Наконец капитан спросил:

– Милый человек, – хочу до конца понять вашу мысль, – а себя вы тоже считаете удачником?

– Несомненно, – отвечал Крамин.

Данилов ушел. Все замолкли, утомленные разговором. Вагон притих.

– Вот вы спрашивали Кольку, – отрывисто и неприязненно сказал Глушков, обращаясь наверх, к Крамину, – почему он пошел добровольцем. А вы как пошли на войну?

Крамин свесил с койки голову и заглянул вниз, на Глушкова.

– Извините, – сказал Глушков вызывающе. – Я вижу, что вы человек уже не особенно молодой и для войны не очень приспособленный. Специальность у вас, сразу видно, какая-нибудь ученая… Почему вы пошли? Чтобы порисоваться?

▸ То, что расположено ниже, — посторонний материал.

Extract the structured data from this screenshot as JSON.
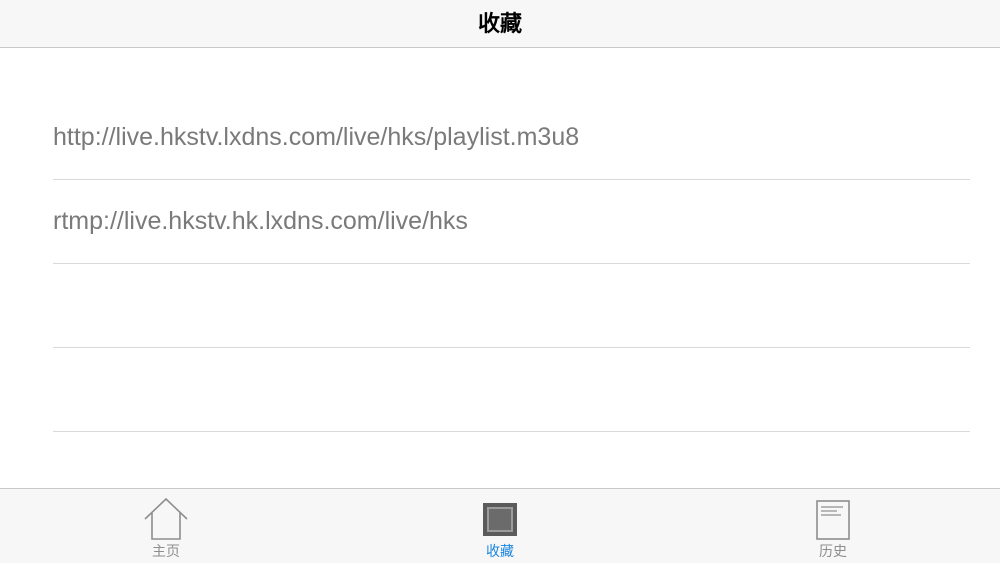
{
  "header": {
    "title": "收藏"
  },
  "favorites": [
    {
      "url": "http://live.hkstv.lxdns.com/live/hks/playlist.m3u8"
    },
    {
      "url": "rtmp://live.hkstv.hk.lxdns.com/live/hks"
    },
    {
      "url": ""
    },
    {
      "url": ""
    }
  ],
  "tabbar": {
    "tabs": [
      {
        "label": "主页",
        "icon": "home-icon",
        "active": false
      },
      {
        "label": "收藏",
        "icon": "favorites-icon",
        "active": true
      },
      {
        "label": "历史",
        "icon": "history-icon",
        "active": false
      }
    ],
    "active_color": "#1a86e0",
    "inactive_color": "#8e8e8e"
  }
}
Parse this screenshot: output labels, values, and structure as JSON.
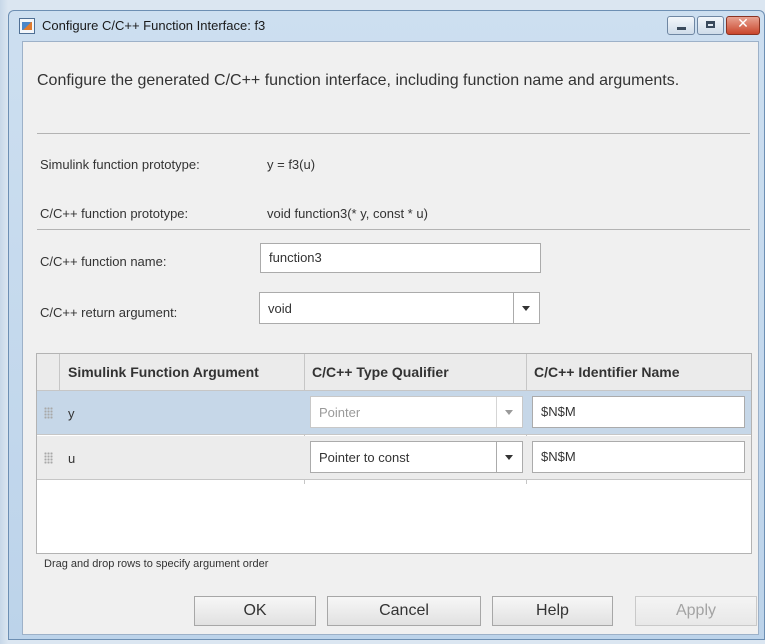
{
  "window": {
    "title": "Configure C/C++ Function Interface: f3",
    "close_glyph": "✕"
  },
  "description": "Configure the generated C/C++ function interface, including function name and arguments.",
  "prototypes": {
    "simulink_label": "Simulink function prototype:",
    "simulink_value": "y = f3(u)",
    "c_label": "C/C++ function prototype:",
    "c_value": "void function3(* y, const * u)"
  },
  "function_name": {
    "label": "C/C++ function name:",
    "value": "function3"
  },
  "return_argument": {
    "label": "C/C++ return argument:",
    "value": "void"
  },
  "table": {
    "headers": [
      "Simulink Function Argument",
      "C/C++ Type Qualifier",
      "C/C++ Identifier Name"
    ],
    "rows": [
      {
        "argument": "y",
        "qualifier": "Pointer",
        "qualifier_enabled": false,
        "identifier": "$N$M",
        "selected": true
      },
      {
        "argument": "u",
        "qualifier": "Pointer to const",
        "qualifier_enabled": true,
        "identifier": "$N$M",
        "selected": false
      }
    ]
  },
  "hint": "Drag and drop rows to specify argument order",
  "buttons": {
    "ok": "OK",
    "cancel": "Cancel",
    "help": "Help",
    "apply": "Apply",
    "apply_enabled": false
  },
  "icons": {
    "app": "simulink-app-icon",
    "minimize": "minimize-icon",
    "maximize": "maximize-icon",
    "close": "close-icon",
    "dropdown": "chevron-down-icon",
    "drag": "drag-handle-icon"
  },
  "colors": {
    "selected_row": "#c6d7e8",
    "close_button": "#c9462c",
    "window_frame": "#bcd3ea"
  }
}
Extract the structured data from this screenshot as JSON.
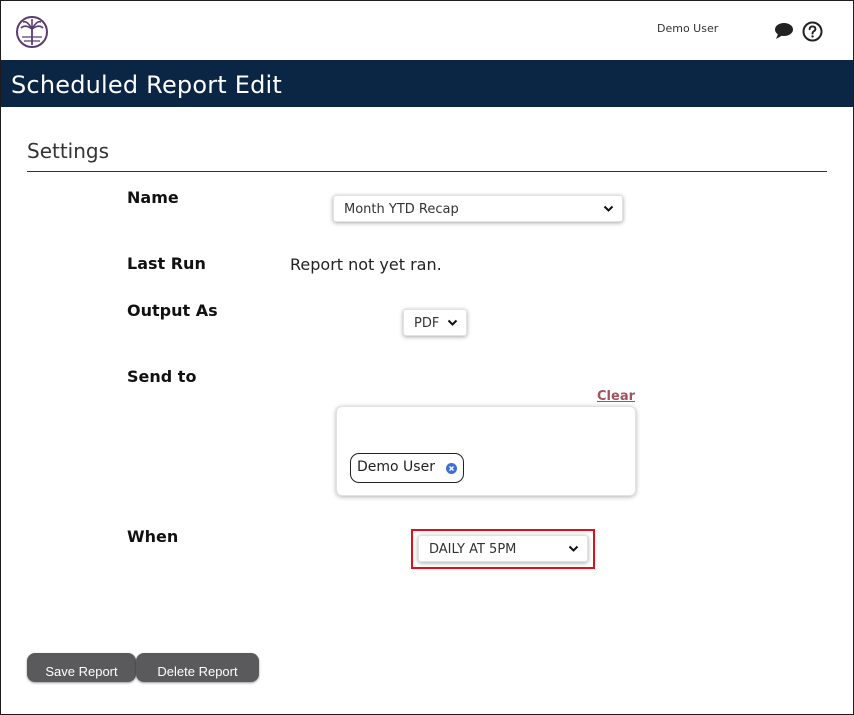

– Я состоятельный человек, видите ли, – сказал Крамин, возвращаясь к книге. – Я ходил защищать мое богатство.


Лена, проходя мимо койки Глушкова, заметила, что он плачет. Его спина и затылок дрожали не в такт толчкам поезда, а своей отдельной дрожью. Плечи судорожно поднялись и опустились…

– Саша! – шепотом позвала Лена, наклонясь к нему. – Саша, что ты!

Он глубже зарывал голову в подушку, стыдясь и в то же время радуясь, что кто-то подошел, пожалел… Она гладила обеими руками его стриженую голову.

– Саша, ну ничего, ничего…

Он повернулся к ней мокрым горячим лицом.

– Они думают… что я трус!

– Сашенька, что ты. Никто не думает, что ты выдумал, ну успокойся…

– Я же… совсем другое. Мне – море, я – что на море уже не вернусь, вы не понимаете!

– Тише, тише. Ну, успокойся. Ну, выпей водички. Ничего, ничего…

Он глотнул из кружки.

– Черт, – сказал он. – Нервы разыгрались…

– Нервы, нервы. Окрепнешь, отдохнешь, наладишь свою жизнь – пройдет…

Но он никак не мог сдержать слезы, отвернулся, укрылся с головой…

Комиссар говорит: радуйся, что голова цела, а без ноги проживешь. Этот паралитик наверху говорит: второе рождение. И никто не понимает, что ему больше никогда не попасть на корабль.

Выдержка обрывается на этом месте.